The water was freezing. An android that fell in would shut down within seconds, then sink to the bottom where they might never be found. It was an ideal way to go, if one was committed to the task.
"We'll find who did this to her." Connor spoke evenly, determined, a bite of anger in his voice - hoping to pass on the will to fight, to live.
"Yeah, and do what?" Traci snapped, her breath shaking. "Bring them to justice? There's no justice for us. There never will be. To humans we're just things. Disposable. Scapegoats for the sake of their own egos, their hatred and violent fantasies."
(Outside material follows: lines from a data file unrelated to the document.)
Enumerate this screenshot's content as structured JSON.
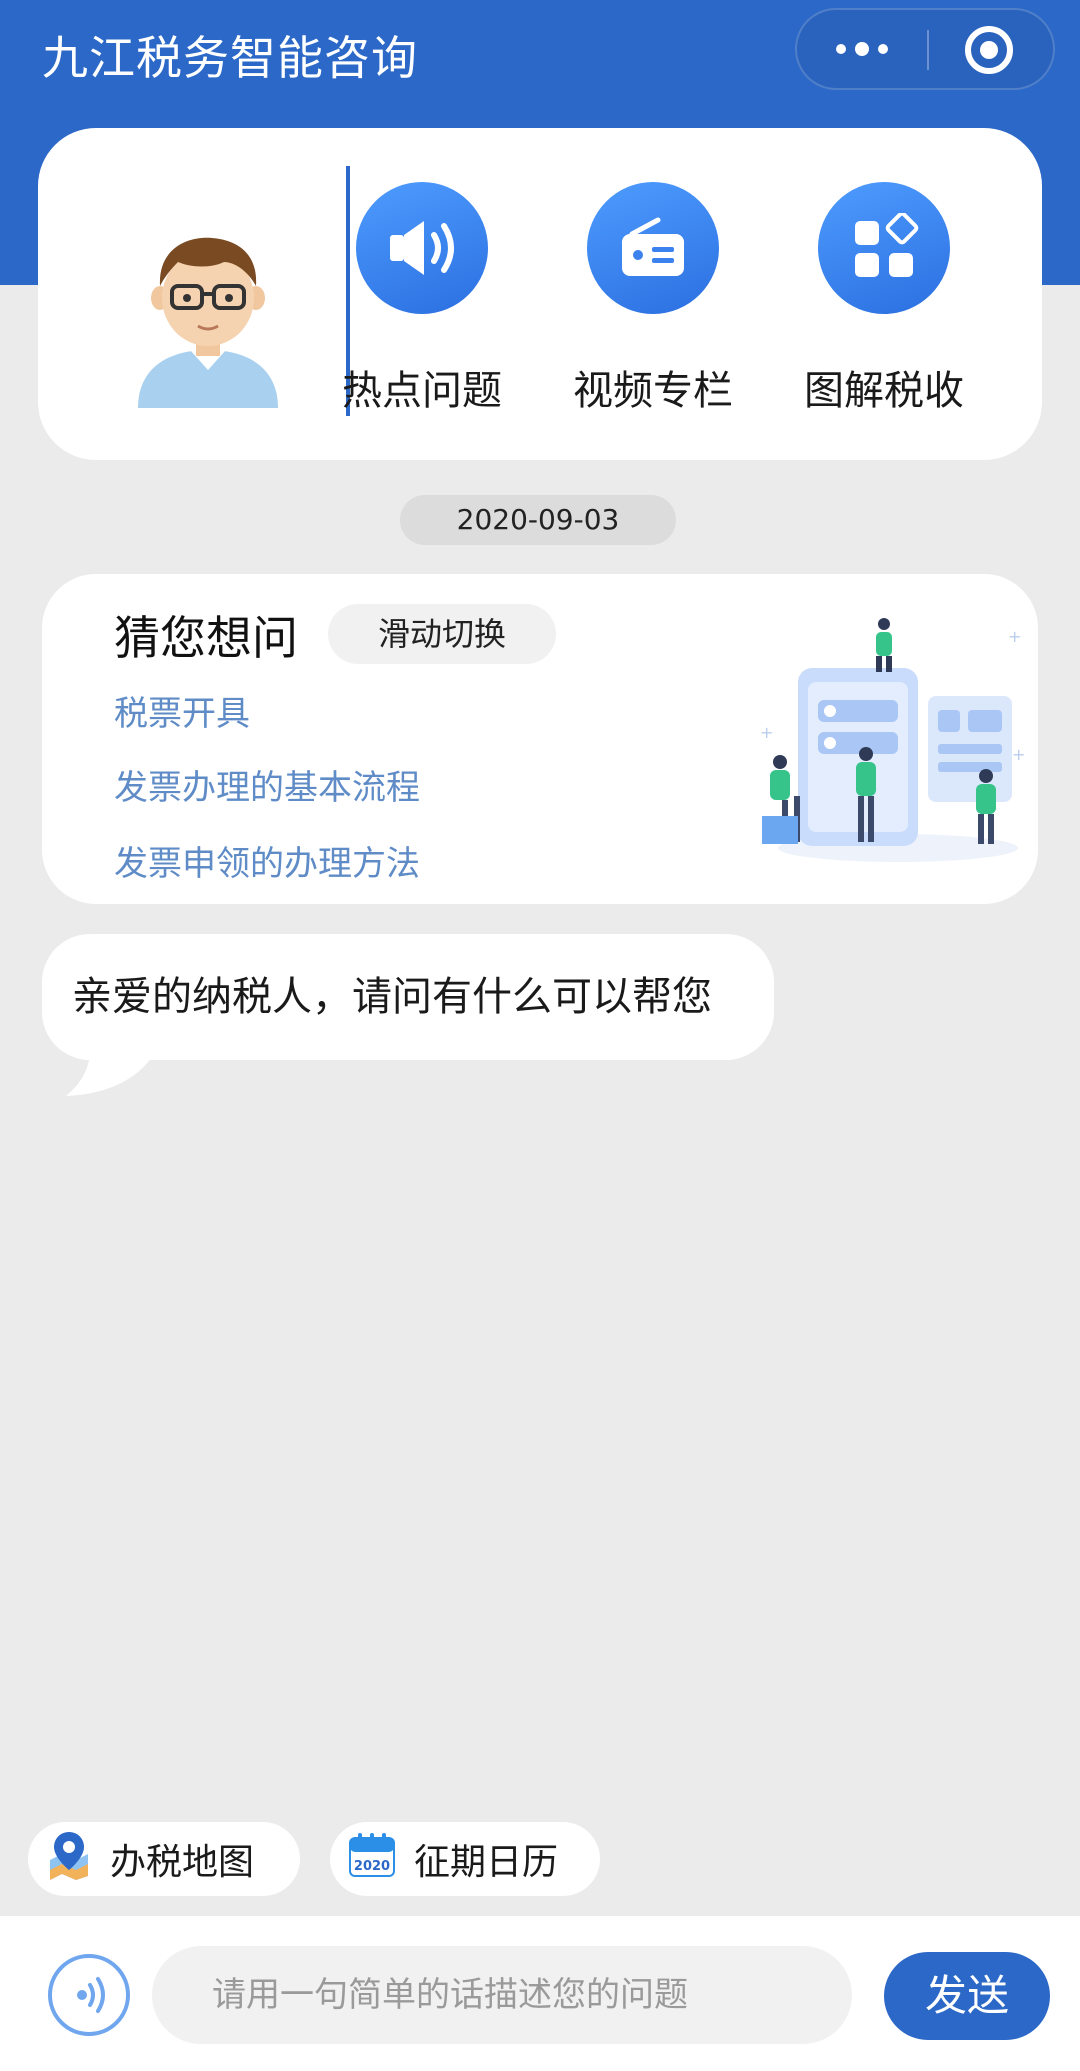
{
  "header": {
    "title": "九江税务智能咨询"
  },
  "menu": [
    {
      "label": "热点问题",
      "icon": "speaker-icon"
    },
    {
      "label": "视频专栏",
      "icon": "radio-icon"
    },
    {
      "label": "图解税收",
      "icon": "grid-icon"
    }
  ],
  "date": "2020-09-03",
  "guess": {
    "title": "猜您想问",
    "switch_label": "滑动切换",
    "links": [
      "税票开具",
      "发票办理的基本流程",
      "发票申领的办理方法"
    ]
  },
  "bot_message": "亲爱的纳税人，请问有什么可以帮您",
  "quick": [
    {
      "label": "办税地图",
      "icon": "map-pin-icon"
    },
    {
      "label": "征期日历",
      "icon": "calendar-icon",
      "icon_text": "2020"
    }
  ],
  "input": {
    "placeholder": "请用一句简单的话描述您的问题",
    "send_label": "发送"
  },
  "colors": {
    "brand_blue": "#2b68c8",
    "link_blue": "#5f8cc7",
    "background": "#ebebeb"
  }
}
"We have a growing number of human supporters," Connor reminded her. "Police, politicians, a supreme court judge." He lowered his voice. "Justice is only impossible if we give up. We need you, Traci."
Connor watched her face. She'd resumed staring at the rushing water below. "At the very least," he continued gently, "live to tell her story. You're the only one who can keep her alive in memory, the way you knew her. The world should know who she was. Fight for that memory."
"I'm done fighting." Her grip relaxed a little. Her voice eased to a breath. "It doesn't matter what I do," Traci said softly. "The humans have already won. She'll still be gone."
Connor was horrified to see a peaceful smile on her face - a gentle acceptance in her eyes.
"Let me go one more time. To be with her."
"Traci!"
She let go.
Connor lunged for her, a hand stretched down - he could reach her. He could save her - convince her that her life was important, worth living.
He felt his balance shift out over the icy water.
There was nothing below him.
A hand gripped his coat.
"Help me!" Hank roared through clenched teeth, struggled to keep a firm grip. Josh was immediately beside him, hooked his knees in the barrier, grabbed Connor's arm - and together they dragged him back over the rail, dropped him on the side of the road where the trucks roared past in the bright-lit night.
Connor, silent, got steadily to his feet.
He stood rigid.
A hand clenched, shaking.
He flung his fist into a steel beam - a metallic clang, the sick crack of plastic.
He stepped away, back toward the car, a blue stain left behind on the beam.
A/N: For clarity reasons (and to prevent headaches) Brown-Haired Traci in this fic is referred to as "Trace."